Да, если не победу гармонии и высоты, незыблемых, как прежде, мы зовем ныне искусством, но и отчаянно — дерзкую игру с прибоем хаоса на крайних отмелях разумного сознанья. Необычайная по быстроте и остроте сила узрения, представляющая новыми и невиданными знакомые вещи и отношения, давно была примечена мною в первых поэтических опытах М. Ради этой силы и прощаю их дерзкую и вместе застенчивую, злую и ласковую дикость, их невыдержанность и беззаконность. В ее глазах лирическое зеркало, искажающее линии и пропорции вещей, как искажает и сдвигает все новое искусство, но сосредоточивающее в предмете, как в некоем фокусе, их душу.
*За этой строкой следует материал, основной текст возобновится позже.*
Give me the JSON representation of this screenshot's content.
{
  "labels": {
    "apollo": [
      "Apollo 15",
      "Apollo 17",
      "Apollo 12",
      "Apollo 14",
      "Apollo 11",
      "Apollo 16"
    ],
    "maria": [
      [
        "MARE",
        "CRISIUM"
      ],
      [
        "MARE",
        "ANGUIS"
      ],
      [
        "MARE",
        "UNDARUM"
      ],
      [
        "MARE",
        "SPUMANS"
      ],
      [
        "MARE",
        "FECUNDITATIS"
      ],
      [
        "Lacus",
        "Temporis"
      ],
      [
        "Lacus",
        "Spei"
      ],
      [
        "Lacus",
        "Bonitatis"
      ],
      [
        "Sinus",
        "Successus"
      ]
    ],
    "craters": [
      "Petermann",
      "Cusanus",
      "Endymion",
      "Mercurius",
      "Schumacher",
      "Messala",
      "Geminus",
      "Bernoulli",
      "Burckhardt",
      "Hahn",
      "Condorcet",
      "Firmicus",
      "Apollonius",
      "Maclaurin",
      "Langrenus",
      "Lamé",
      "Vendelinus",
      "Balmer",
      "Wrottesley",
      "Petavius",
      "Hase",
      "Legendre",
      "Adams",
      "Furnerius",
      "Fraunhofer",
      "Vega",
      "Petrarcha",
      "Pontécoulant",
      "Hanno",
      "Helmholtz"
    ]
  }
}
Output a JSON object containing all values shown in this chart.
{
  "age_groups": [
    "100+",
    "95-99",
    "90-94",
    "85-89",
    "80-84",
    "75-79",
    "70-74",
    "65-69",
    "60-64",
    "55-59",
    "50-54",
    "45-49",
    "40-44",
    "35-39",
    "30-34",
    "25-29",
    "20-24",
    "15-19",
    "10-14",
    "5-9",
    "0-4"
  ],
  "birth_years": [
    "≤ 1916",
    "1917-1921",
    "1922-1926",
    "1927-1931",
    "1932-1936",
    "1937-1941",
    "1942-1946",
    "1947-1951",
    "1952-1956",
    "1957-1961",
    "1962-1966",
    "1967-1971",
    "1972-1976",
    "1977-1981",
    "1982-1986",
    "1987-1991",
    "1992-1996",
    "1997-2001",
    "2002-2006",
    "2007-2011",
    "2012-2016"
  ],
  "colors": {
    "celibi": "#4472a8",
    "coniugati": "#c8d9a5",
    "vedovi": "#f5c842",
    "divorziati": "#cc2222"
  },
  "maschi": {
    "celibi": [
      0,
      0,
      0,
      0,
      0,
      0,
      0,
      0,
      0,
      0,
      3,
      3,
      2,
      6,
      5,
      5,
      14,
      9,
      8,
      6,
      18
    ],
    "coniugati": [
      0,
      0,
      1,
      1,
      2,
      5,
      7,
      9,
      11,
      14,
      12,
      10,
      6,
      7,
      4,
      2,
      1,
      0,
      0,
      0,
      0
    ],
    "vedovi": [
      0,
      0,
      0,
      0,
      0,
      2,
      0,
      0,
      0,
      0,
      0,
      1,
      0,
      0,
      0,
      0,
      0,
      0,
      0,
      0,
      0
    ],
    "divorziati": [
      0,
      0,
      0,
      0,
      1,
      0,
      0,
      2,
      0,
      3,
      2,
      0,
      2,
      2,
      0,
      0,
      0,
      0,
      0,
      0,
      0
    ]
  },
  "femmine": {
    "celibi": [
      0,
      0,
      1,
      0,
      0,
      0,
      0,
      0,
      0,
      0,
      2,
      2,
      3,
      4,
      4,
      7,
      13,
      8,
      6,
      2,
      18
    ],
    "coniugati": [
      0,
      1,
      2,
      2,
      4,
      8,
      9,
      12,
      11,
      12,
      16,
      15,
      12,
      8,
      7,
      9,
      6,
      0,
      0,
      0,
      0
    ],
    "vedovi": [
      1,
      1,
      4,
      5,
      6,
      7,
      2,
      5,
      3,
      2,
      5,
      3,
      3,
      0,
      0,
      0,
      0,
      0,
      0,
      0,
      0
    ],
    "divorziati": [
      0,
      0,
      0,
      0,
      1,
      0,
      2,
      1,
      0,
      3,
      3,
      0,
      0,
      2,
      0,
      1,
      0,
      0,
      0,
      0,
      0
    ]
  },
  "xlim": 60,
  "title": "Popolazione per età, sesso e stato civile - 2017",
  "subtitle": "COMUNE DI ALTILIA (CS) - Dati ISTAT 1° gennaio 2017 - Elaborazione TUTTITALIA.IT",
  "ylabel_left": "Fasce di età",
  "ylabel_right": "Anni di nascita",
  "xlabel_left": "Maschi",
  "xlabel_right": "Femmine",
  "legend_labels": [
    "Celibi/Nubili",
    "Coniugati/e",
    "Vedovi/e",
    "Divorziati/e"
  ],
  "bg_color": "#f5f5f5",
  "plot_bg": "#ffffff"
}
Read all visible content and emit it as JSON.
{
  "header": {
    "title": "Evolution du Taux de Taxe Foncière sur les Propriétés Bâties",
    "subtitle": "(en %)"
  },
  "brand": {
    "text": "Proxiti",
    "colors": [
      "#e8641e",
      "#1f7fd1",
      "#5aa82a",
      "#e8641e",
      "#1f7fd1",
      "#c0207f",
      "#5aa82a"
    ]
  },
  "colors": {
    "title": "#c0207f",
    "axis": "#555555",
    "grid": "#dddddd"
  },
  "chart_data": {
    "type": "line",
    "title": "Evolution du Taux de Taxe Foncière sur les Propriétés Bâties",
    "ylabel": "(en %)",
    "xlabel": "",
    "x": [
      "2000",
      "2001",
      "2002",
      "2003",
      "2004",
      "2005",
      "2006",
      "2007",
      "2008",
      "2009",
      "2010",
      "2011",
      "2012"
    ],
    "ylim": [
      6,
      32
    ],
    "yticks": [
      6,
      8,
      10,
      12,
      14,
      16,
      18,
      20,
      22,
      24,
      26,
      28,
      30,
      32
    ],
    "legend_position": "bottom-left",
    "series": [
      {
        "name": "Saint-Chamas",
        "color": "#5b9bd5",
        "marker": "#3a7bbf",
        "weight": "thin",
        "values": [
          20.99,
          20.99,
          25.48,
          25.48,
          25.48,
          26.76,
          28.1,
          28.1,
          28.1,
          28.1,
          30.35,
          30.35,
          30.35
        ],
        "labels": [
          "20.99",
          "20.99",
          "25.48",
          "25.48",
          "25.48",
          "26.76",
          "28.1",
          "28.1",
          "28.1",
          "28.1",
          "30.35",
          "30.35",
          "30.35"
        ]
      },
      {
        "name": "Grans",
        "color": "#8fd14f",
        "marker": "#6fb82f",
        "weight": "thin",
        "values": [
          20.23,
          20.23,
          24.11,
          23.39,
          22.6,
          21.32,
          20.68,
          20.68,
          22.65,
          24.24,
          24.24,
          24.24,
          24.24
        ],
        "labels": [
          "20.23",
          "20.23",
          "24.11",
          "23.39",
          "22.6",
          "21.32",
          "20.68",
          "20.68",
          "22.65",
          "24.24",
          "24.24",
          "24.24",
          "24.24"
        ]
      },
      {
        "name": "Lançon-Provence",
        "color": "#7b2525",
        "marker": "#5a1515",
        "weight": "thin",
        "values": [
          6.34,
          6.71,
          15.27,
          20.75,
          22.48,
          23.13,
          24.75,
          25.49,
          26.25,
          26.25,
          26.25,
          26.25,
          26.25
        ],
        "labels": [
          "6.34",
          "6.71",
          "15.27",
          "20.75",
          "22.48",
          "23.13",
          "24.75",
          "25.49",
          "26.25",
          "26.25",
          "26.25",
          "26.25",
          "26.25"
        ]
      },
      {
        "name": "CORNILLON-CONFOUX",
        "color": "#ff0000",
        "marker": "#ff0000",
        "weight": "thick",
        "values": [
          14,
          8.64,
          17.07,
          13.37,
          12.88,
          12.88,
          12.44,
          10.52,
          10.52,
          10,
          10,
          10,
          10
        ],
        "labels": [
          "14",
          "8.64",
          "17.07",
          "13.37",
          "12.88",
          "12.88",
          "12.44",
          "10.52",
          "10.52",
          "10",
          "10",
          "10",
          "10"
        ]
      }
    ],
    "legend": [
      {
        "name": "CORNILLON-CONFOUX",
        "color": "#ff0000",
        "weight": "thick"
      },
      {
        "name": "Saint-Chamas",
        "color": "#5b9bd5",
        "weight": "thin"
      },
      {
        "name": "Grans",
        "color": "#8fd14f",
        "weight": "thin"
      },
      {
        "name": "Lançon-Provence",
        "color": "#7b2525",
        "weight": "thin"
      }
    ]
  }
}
И еще за то я мирюсь с ее варварской музой (волчья Беатриче), что в ее стихах поет лесная хищная кровь под холодною маской гордой и резкой мысли, за то, что она не любит интонаций душевной убедительности и, определяя или изображая вещи и ощущенья, больше скрывает, чем выражает сердечное чувство (признак глубокой страстности); за металлически — звонкий и уверенный тон ее приговоров, тем более звонкий и холодный, чем мучительнее заключенное в них признание, за рассчитанную сухость определений, за алгебру отвлеченных понятий, раскрывающих только внутреннему зрению цветущий образ, за надменную скупость слов и мелодий, за сдержанный в наружном проявлении и в глубине неукротимый душевный пыл. Талант жестокий и хрупкий. Она похожа на Гумилева, в стихах которого по ее словам «стройный воздух» — духом его вольности и вызова и сталью духовного взора и напоминает порой Маллармэ (которого не знает) приемом сочетанья абстрактного с чуждым конкретным для обозначенья другой, не названной конкретности, как и парадоксами синтаксиса.
Начало творческой деятельности М. многое обещает и ко многому обязывает, но поручиться за нее ни в чем нельзя. Гордая, она по — лермонтовски несвободна, потому что не находит в себе воли — веры, нужной для выбора пути. То строго — пытливо, то дерзко — жадно вглядывается она в лицо жизни, но песня не ставит ее выше жизни, не освобождает. У нее самостоятельная оригинальная манера при относительной слабости техники (стихи ее различишь среди тысячи) и великолепный поэтический темперамент, сочетающийся с необыкновенною силой узренья, но еще нет окончательно сложившегося лица.
Вячеслав Иванов
Москва, 27 августа 1924 г.
Павел Муратов Вячеслав Иванов в Риме
Впервые — «Звено» (Париж), воскресенье, 9 мая 1926 г., № 171, с. 2–3.
В модном клубе «Чирколо Рома» Вячеслав Иванов читает лекцию о религии Диониса. В удобных креслах по сторонам и в рядах стульев человек сто, сто пятьдесят слушателей: несколько литераторов, несколько клубных людей, корректно дремлющих под медленные слова ученой речи, три или четыре священника, много почтенных дам, приведших просвещаться хорошо воспитанных и хорошо одетых дочек. В стороне неподвижный, ясный и торжественный в своем сюртуке, старый друг лектора, некогда петербургский, а ныне варшавский профессор Фаддей Зелинский. Над нашей головой, в плафоне сеттеченто, боги «ложно — классической» мифологии, Сатурн и, кажется, Юнона с павлином. По стенам прекрасные пейзажи в духе Пуссена. Над лектором лилии и голубь с масличной ветвью в гербе хозяев дворца, Дория Памфили.